On Nov 8, 2005, at 11:12 AM, Jonathan Franks wrote:

> Hi all,
> I've been thinking of reconfiguring my dsl connection lately and  
> something in the docs has me a bit confused.
> Current setup is :
> DSL MODEM -> OpenBSD FW (3.7) -> Linksys WRT54G -> switch
> Which leaves me with a wholly unnecessary network segment.
> What I want is:
> DSL MODEM (as bridge only) -> OpenBSD FW (running ppp and pppoe) ->  
> switch   (with my Linksys Wireless router just acting as an AP off  
> the switch)
> Taking the WRT54G out of the picture for non wireless clients, and  
> bridging the modem.
> The thing that I'm hesitating on is the pppoe setup on the FW. For  
> the most part it seems pretty straight forward between the FAQ and  
> the relevant man pages... but here's the thing:
> My DSL provider uses PPPoA. In the FAQ I see this:
> The main software interface to PPPoE/PPPoA on OpenBSD is pppoe(8),  
> which is a userland implementation (in much the same way that we  
> described ppp(8), above). A kernel PPPoE implementation, pppoe(4),  
> has been incorporated into OpenBSD.
> which seems to indicate that pppoe will work with either PPPoE or  
> PPPoA. The man pages make no reference to PPPoA at all, however. My  
> searches of the archives and Google have turned up some rather old  
> posts, one suggesting that special hardware is required for PPPoA,  
> and another that _appears_ to indicate that it isn't.

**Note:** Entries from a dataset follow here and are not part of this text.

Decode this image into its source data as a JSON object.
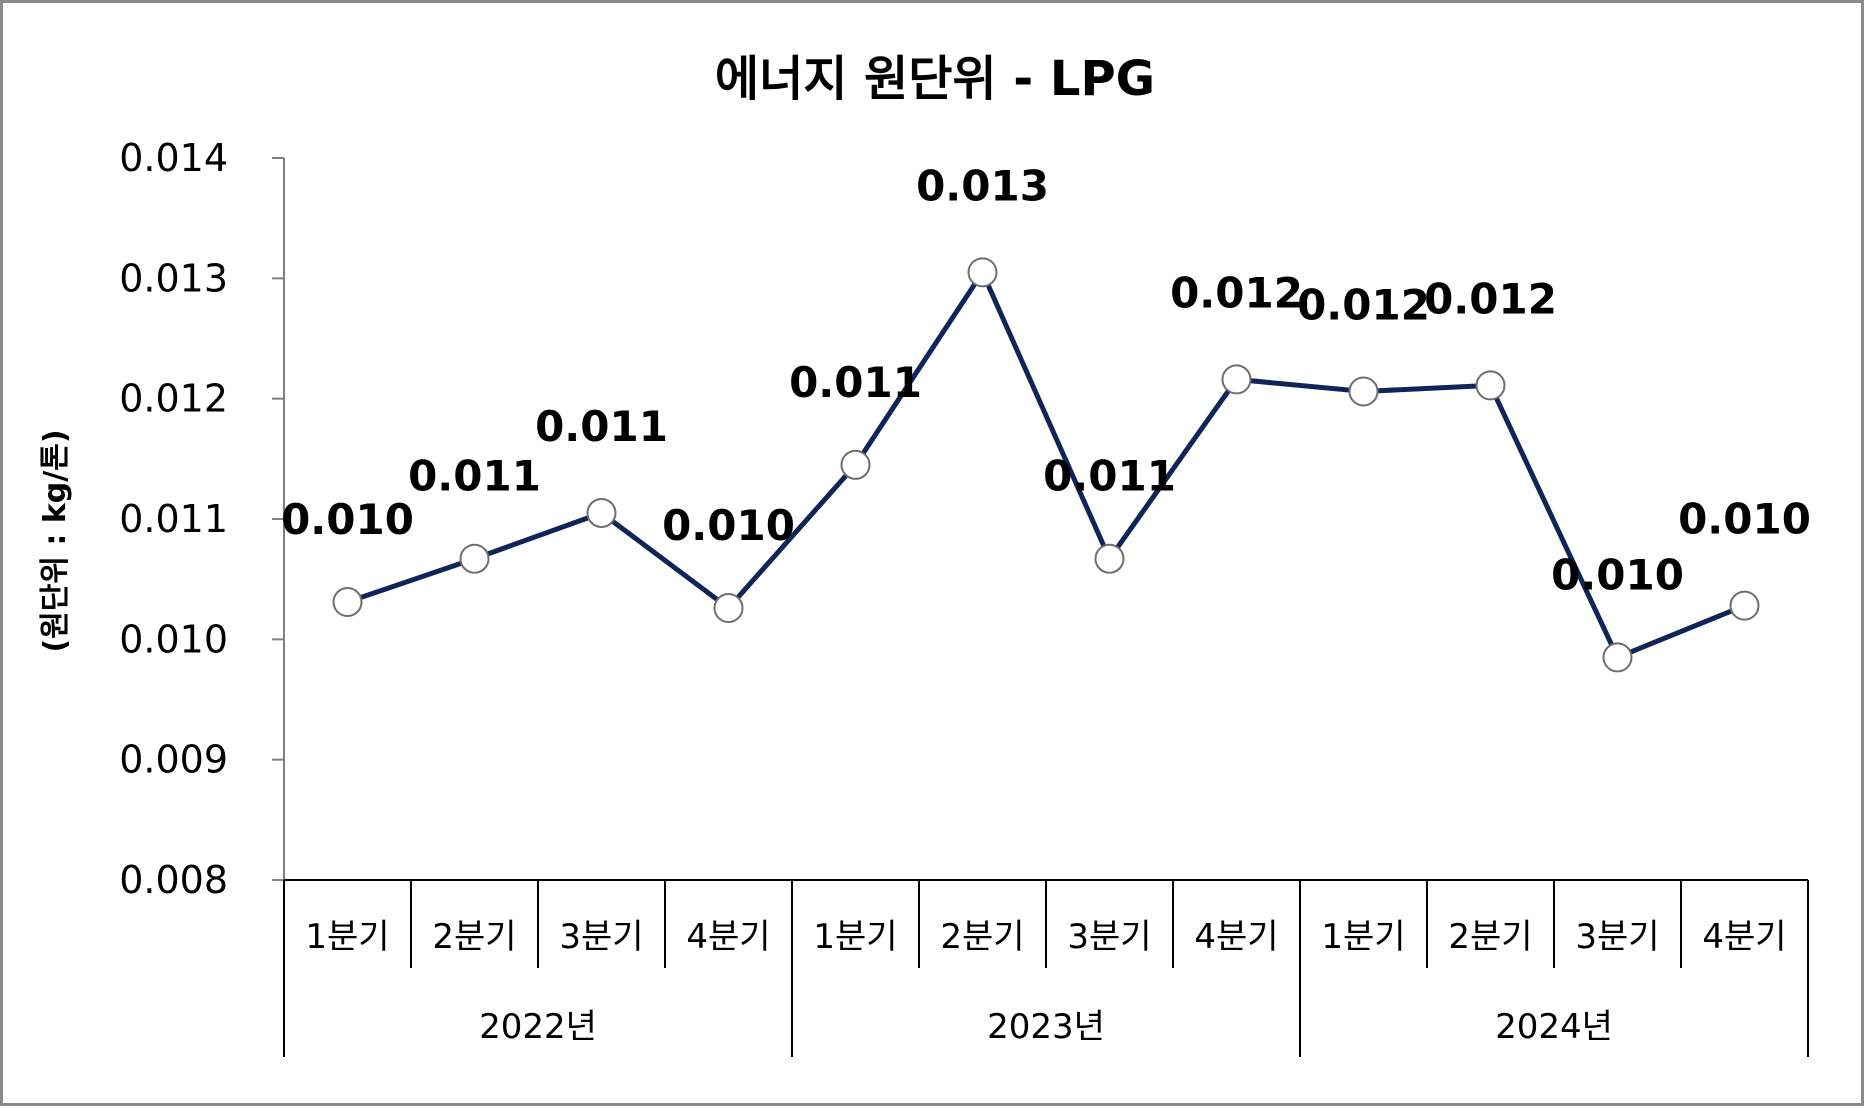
{
  "chart_data": {
    "type": "line",
    "title": "에너지 원단위 - LPG",
    "ylabel": "(원단위 : kg/톤)",
    "xlabel": "",
    "ylim": [
      0.008,
      0.014
    ],
    "yticks": [
      "0.008",
      "0.009",
      "0.010",
      "0.011",
      "0.012",
      "0.013",
      "0.014"
    ],
    "ytick_values": [
      0.008,
      0.009,
      0.01,
      0.011,
      0.012,
      0.013,
      0.014
    ],
    "categories": [
      "1분기",
      "2분기",
      "3분기",
      "4분기",
      "1분기",
      "2분기",
      "3분기",
      "4분기",
      "1분기",
      "2분기",
      "3분기",
      "4분기"
    ],
    "groups": [
      {
        "label": "2022년",
        "count": 4
      },
      {
        "label": "2023년",
        "count": 4
      },
      {
        "label": "2024년",
        "count": 4
      }
    ],
    "series": [
      {
        "name": "LPG",
        "values": [
          0.01031,
          0.01067,
          0.01105,
          0.01026,
          0.01145,
          0.01305,
          0.01067,
          0.01216,
          0.01206,
          0.01211,
          0.00985,
          0.01028
        ],
        "labels": [
          "0.010",
          "0.011",
          "0.011",
          "0.010",
          "0.011",
          "0.013",
          "0.011",
          "0.012",
          "0.012",
          "0.012",
          "0.010",
          "0.010"
        ]
      }
    ],
    "line_color": "#0f2557",
    "marker_fill": "#ffffff",
    "marker_stroke": "#6e6e6e",
    "grid": false
  }
}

If you are using PPPoA, then I think you need an ATM interface to  
terminate the traffic on.  All of our DSL runs PPPoE  or Route  
Bridged 1483, so I don't have much experience with PPPoA.  But you  
can try it :)  Since perhaps the DSL modem will just bridge the PPP - 
 > ethernet interface and then the PPP stuff will work.

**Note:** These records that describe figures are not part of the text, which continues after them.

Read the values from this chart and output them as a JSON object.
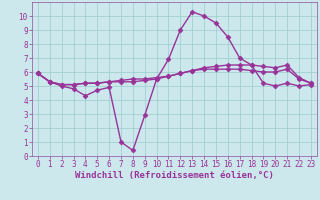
{
  "xlabel": "Windchill (Refroidissement éolien,°C)",
  "xlim": [
    -0.5,
    23.5
  ],
  "ylim": [
    0,
    11
  ],
  "xticks": [
    0,
    1,
    2,
    3,
    4,
    5,
    6,
    7,
    8,
    9,
    10,
    11,
    12,
    13,
    14,
    15,
    16,
    17,
    18,
    19,
    20,
    21,
    22,
    23
  ],
  "yticks": [
    0,
    1,
    2,
    3,
    4,
    5,
    6,
    7,
    8,
    9,
    10
  ],
  "bg_color": "#cce8ec",
  "line_color": "#993399",
  "line1_x": [
    0,
    1,
    2,
    3,
    4,
    5,
    6,
    7,
    8,
    9,
    10,
    11,
    12,
    13,
    14,
    15,
    16,
    17,
    18,
    19,
    20,
    21,
    22,
    23
  ],
  "line1_y": [
    5.9,
    5.3,
    5.0,
    4.8,
    4.3,
    4.7,
    4.9,
    1.0,
    0.4,
    2.9,
    5.5,
    6.9,
    9.0,
    10.3,
    10.0,
    9.5,
    8.5,
    7.0,
    6.5,
    5.2,
    5.0,
    5.2,
    5.0,
    5.1
  ],
  "line2_x": [
    0,
    1,
    2,
    3,
    4,
    5,
    6,
    7,
    8,
    9,
    10,
    11,
    12,
    13,
    14,
    15,
    16,
    17,
    18,
    19,
    20,
    21,
    22,
    23
  ],
  "line2_y": [
    5.9,
    5.3,
    5.1,
    5.1,
    5.2,
    5.2,
    5.3,
    5.3,
    5.3,
    5.4,
    5.5,
    5.7,
    5.9,
    6.1,
    6.2,
    6.2,
    6.2,
    6.2,
    6.1,
    6.0,
    6.0,
    6.2,
    5.5,
    5.2
  ],
  "line3_x": [
    0,
    1,
    2,
    3,
    4,
    5,
    6,
    7,
    8,
    9,
    10,
    11,
    12,
    13,
    14,
    15,
    16,
    17,
    18,
    19,
    20,
    21,
    22,
    23
  ],
  "line3_y": [
    5.9,
    5.3,
    5.1,
    5.1,
    5.2,
    5.2,
    5.3,
    5.4,
    5.5,
    5.5,
    5.6,
    5.7,
    5.9,
    6.1,
    6.3,
    6.4,
    6.5,
    6.5,
    6.5,
    6.4,
    6.3,
    6.5,
    5.6,
    5.2
  ],
  "marker": "D",
  "markersize": 2.5,
  "linewidth": 1.0,
  "tick_fontsize": 5.5,
  "label_fontsize": 6.5,
  "grid_color": "#99cccc",
  "grid_linewidth": 0.5,
  "spine_color": "#9966aa"
}
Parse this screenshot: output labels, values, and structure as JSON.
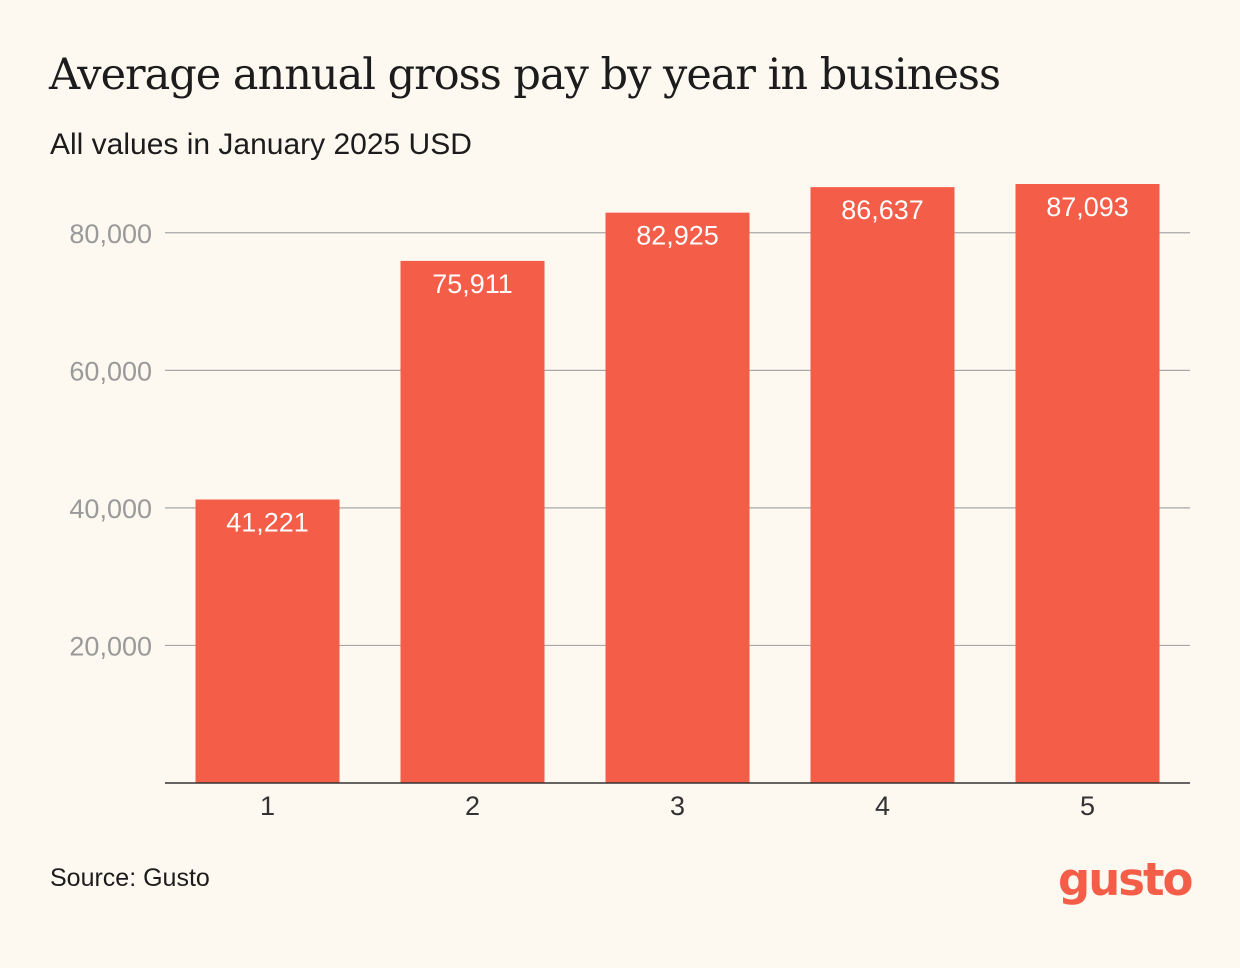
{
  "chart_data": {
    "type": "bar",
    "title": "Average annual gross pay by year in business",
    "subtitle": "All values in January 2025 USD",
    "xlabel": "",
    "ylabel": "",
    "categories": [
      "1",
      "2",
      "3",
      "4",
      "5"
    ],
    "values": [
      41221,
      75911,
      82925,
      86637,
      87093
    ],
    "value_labels": [
      "41,221",
      "75,911",
      "82,925",
      "86,637",
      "87,093"
    ],
    "ylim": [
      0,
      87093
    ],
    "yticks": [
      20000,
      40000,
      60000,
      80000
    ],
    "ytick_labels": [
      "20,000",
      "40,000",
      "60,000",
      "80,000"
    ],
    "grid": true,
    "legend": "none",
    "bar_color": "#f45d48",
    "grid_color": "#a8a8a8",
    "axis_color": "#333333",
    "tick_label_color": "#9a9a9a",
    "value_label_color": "#ffffff"
  },
  "source": "Source: Gusto",
  "logo_text": "gusto"
}
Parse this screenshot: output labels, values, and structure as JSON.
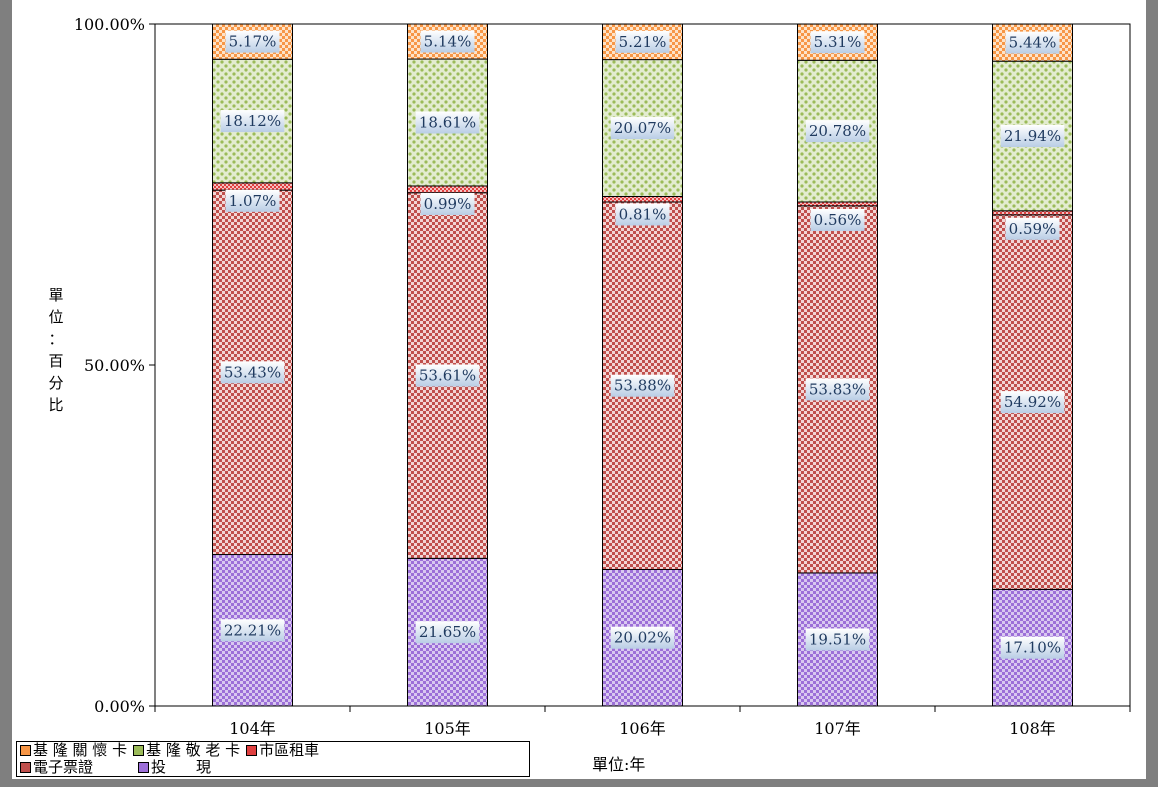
{
  "chart_data": {
    "type": "bar",
    "stacked": true,
    "categories": [
      "104年",
      "105年",
      "106年",
      "107年",
      "108年"
    ],
    "series": [
      {
        "name": "投　　現",
        "values": [
          22.21,
          21.65,
          20.02,
          19.51,
          17.1
        ],
        "labels": [
          "22.21%",
          "21.65%",
          "20.02%",
          "19.51%",
          "17.10%"
        ],
        "color": "#9c6fd8"
      },
      {
        "name": "電子票證",
        "values": [
          53.43,
          53.61,
          53.88,
          53.83,
          54.92
        ],
        "labels": [
          "53.43%",
          "53.61%",
          "53.88%",
          "53.83%",
          "54.92%"
        ],
        "color": "#c0504d"
      },
      {
        "name": "市區租車",
        "values": [
          1.07,
          0.99,
          0.81,
          0.56,
          0.59
        ],
        "labels": [
          "1.07%",
          "0.99%",
          "0.81%",
          "0.56%",
          "0.59%"
        ],
        "color": "#e04040"
      },
      {
        "name": "基 隆 敬 老 卡",
        "values": [
          18.12,
          18.61,
          20.07,
          20.78,
          21.94
        ],
        "labels": [
          "18.12%",
          "18.61%",
          "20.07%",
          "20.78%",
          "21.94%"
        ],
        "color": "#9bbb59"
      },
      {
        "name": "基 隆 關 懷 卡",
        "values": [
          5.17,
          5.14,
          5.21,
          5.31,
          5.44
        ],
        "labels": [
          "5.17%",
          "5.14%",
          "5.21%",
          "5.31%",
          "5.44%"
        ],
        "color": "#f79646"
      }
    ],
    "ylim": [
      0,
      100
    ],
    "yticks": [
      "0.00%",
      "50.00%",
      "100.00%"
    ],
    "ylabel": "單位:百分比",
    "xlabel": "單位:年",
    "legend_position": "bottom-left"
  }
}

So if I read your Above desc.

You have ISP  -> PPPoA -> DSL Modem  (NAPT) -> RFC1918 Space -> OBSD  
FW -> NAT? -> clients?

So you effectively have double NAT.

> The modem also offers a "half-bridge" mode which theoretically  
> authenticates to the ISP and then passes the IP back to the router.  
> Assuming that special HW is required, could this be used instead?

Sounds like the above is what you will probably want to do, as it  
sounds like it will be the easiest to configure. The Modems that some  
of our ISP's use support ZIPB (Zero Installation PPP Bridge) which  
does the same, terminates the PPP connection and passes it on. It is  
a piece of cake to configure the firewall side, just tell it to gets  
is IP via DHCP and tell your firewall that the interface is dynamic  
and you should be good to go.


Patrick Muldoon
Network/Software Engineer
INOC (http://www.inoc.net)
PGPKEY (http://www.inoc.net/~doon)
Key ID: 0x370D752C

(A)bort, (R)etry, (P)retend this never happened?